Dre’s long-awaited third album opens, fittingly, with a cinematic prologue that proves the city of Compton is not only the set or setting of this feature, but, as the cliché goes, its protagonist. “Compton was the American dream,” it begins before dovetailing into a refreshingly stone-faced expression of black politics — a move that unionizes the album not only with Dre’s originary work with N.W.A., but also with Compton’s young geniuses, Kendrick Lamar and Vince Staples (who spent plenty of time there). The narrative is unsparing (it reminds me of Dickens’ masterfully dark opening to Bleak House) in the way it mocks white flight (“Whites don’t buy houses in Compton anymore”) and broaches the unsayable: “Juvenile gang activity, muggings, small robberies make some blacks want to leave.”

Compton’s first proper song, “Talk About It,” opens with Dre acolyte King Mez, who promptly trucks the themes of the intro into familiar territory. (“Fuck Glocks,” says Mez, “I’m all about Fort Knox.”) Still, Mez knows this all makes more sense than it would on a record less rooted in a physical location — he’s trading in a Watch the Throne logic of money over guns, but he’s talking to actual people in Compton.

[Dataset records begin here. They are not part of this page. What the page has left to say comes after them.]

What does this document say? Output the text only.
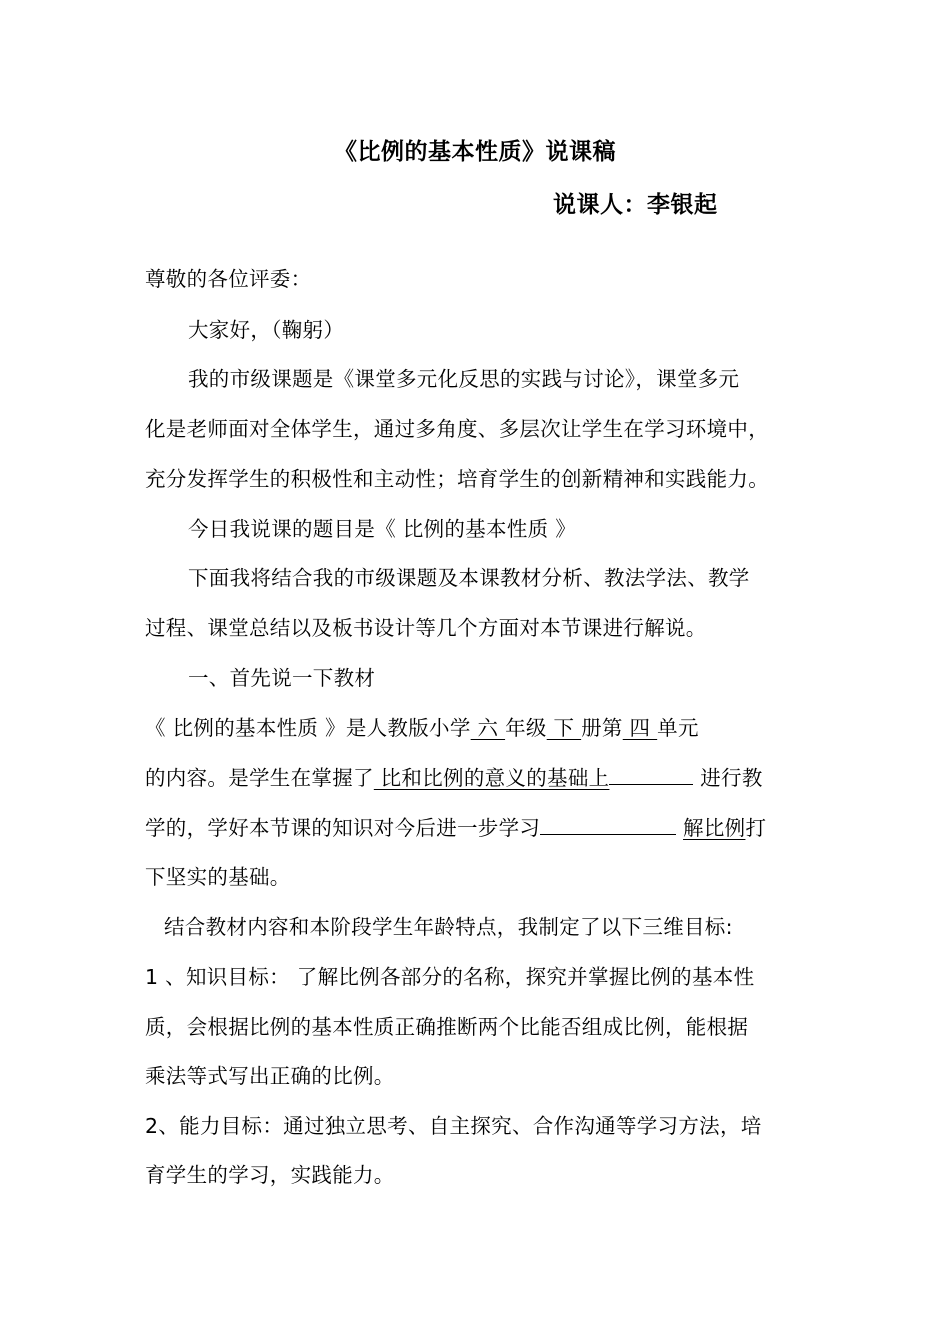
《比例的基本性质》说课稿
说课人：李银起
尊敬的各位评委：
大家好，（鞠躬）
我的市级课题是《课堂多元化反思的实践与讨论》，课堂多元
化是老师面对全体学生，通过多角度、多层次让学生在学习环境中，
充分发挥学生的积极性和主动性；培育学生的创新精神和实践能力。
今日我说课的题目是《 比例的基本性质 》
下面我将结合我的市级课题及本课教材分析、教法学法、教学
过程、课堂总结以及板书设计等几个方面对本节课进行解说。
一、首先说一下教材
《 比例的基本性质 》是人教版小学 六 年级 下 册第 四 单元
的内容。是学生在掌握了 比和比例的意义的基础上	进行教
学的，学好本节课的知识对今后进一步学习	解比例打
下坚实的基础。
结合教材内容和本阶段学生年龄特点，我制定了以下三维目标:
1 、知识目标： 了解比例各部分的名称，探究并掌握比例的基本性
质，会根据比例的基本性质正确推断两个比能否组成比例，能根据
乘法等式写出正确的比例。
2、能力目标：通过独立思考、自主探究、合作沟通等学习方法，培
育学生的学习，实践能力。
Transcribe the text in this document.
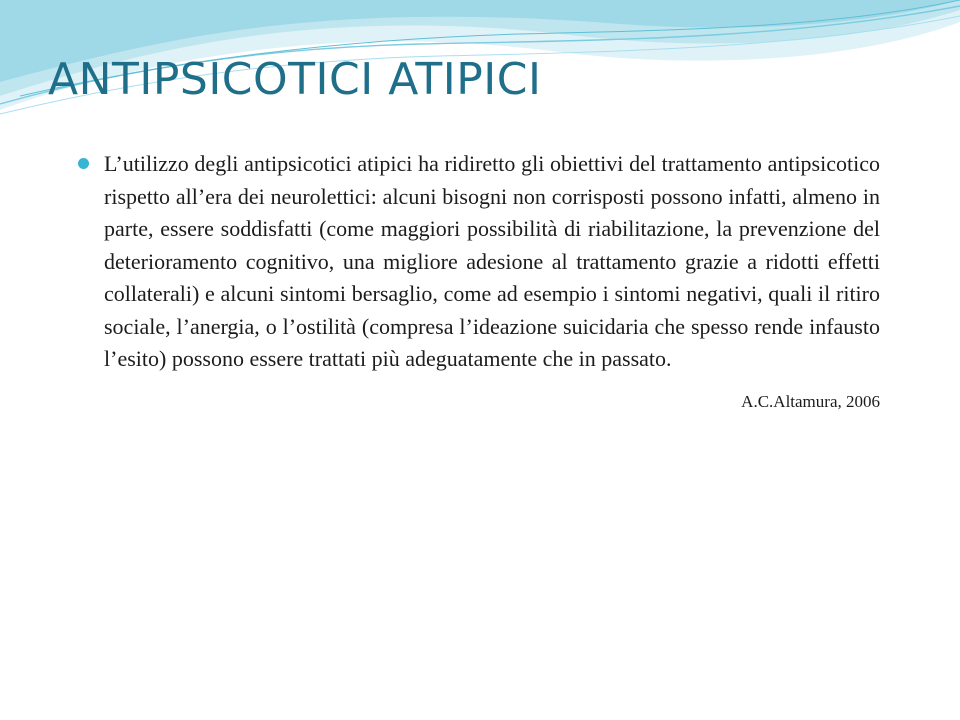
ANTIPSICOTICI ATIPICI

L’utilizzo degli antipsicotici atipici ha ridiretto gli obiettivi del trattamento antipsicotico rispetto all’era dei neurolettici: alcuni bisogni non corrisposti possono infatti, almeno in parte, essere soddisfatti (come maggiori possibilità di riabilitazione, la prevenzione del deterioramento cognitivo, una migliore adesione al trattamento grazie a ridotti effetti collaterali) e alcuni sintomi bersaglio, come ad esempio i sintomi negativi, quali il ritiro sociale, l’anergia, o l’ostilità (compresa l’ideazione suicidaria che spesso rende infausto l’esito) possono essere trattati più adeguatamente che in passato.

A.C.Altamura, 2006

Anyway, it doesn’t take long before the principal arrives. “I just bought California,” Dre raps in a way that embellishes the track’s insane percussiveness. Compton is layered with moments like this — that join an almost ballistic, carnival-esque atmosphere with drums that will inspire many iterations of the word “propulsive.” Frankly, for those of us who, like A$AP Rocky, thought To Pimp a Butterfly good but a little too jazzy, Compton is an immediate relief.

This is to say that Compton is a good time. It’s also so huge and muscular and weird that its component parts will take weeks of listening to fairly assess. Nevertheless, at least one fact of the album asserts itself: the features, of which there are many, are quality. In his role as auteur, Dre has often chosen to stay in the background. Here it’s a mix: Compton is an ensemble, and he proves himself by doing what other directors don’t always do — he makes those around him better. If Drake and Kanye West have been recently criticized for overshadowing the talents they cultivate, Dr. Dre might be pitched as the the counterexample. On Compton, Lamar, Snoop, even Xzibit (!) — they’re all either better than usual or at least at the top of their game. The only exception is Eminem, whose verse on “Medicine Man” is a grandstanding act of inadvertent self-parody reminiscent of Jay Z’s verse on “Monster.” It’s also worth mentioning that Compton shows once and for all that Eminem has been superannuated by Kendrick Lamar — who, let’s all admit, often sounds like him. This album had room for only one of the two.

And it’s Lamar on “Deep Water” who steals the scene, so to speak. It’s obvious that he’s reigniting a stray beef with Drake, who will not be so keen to respond this go-round. Still, the verse is more of a teaser, and if Compton lasts it will be seen as just one good moment among many — you don’t fast forward to the good parts of a favorite film. In any case, my early estimation is that Compton is Dre’s Watch the Throne, only his throne is a fold-up director’s chair. Final album or not, I doubt he’s leaving it anytime soon.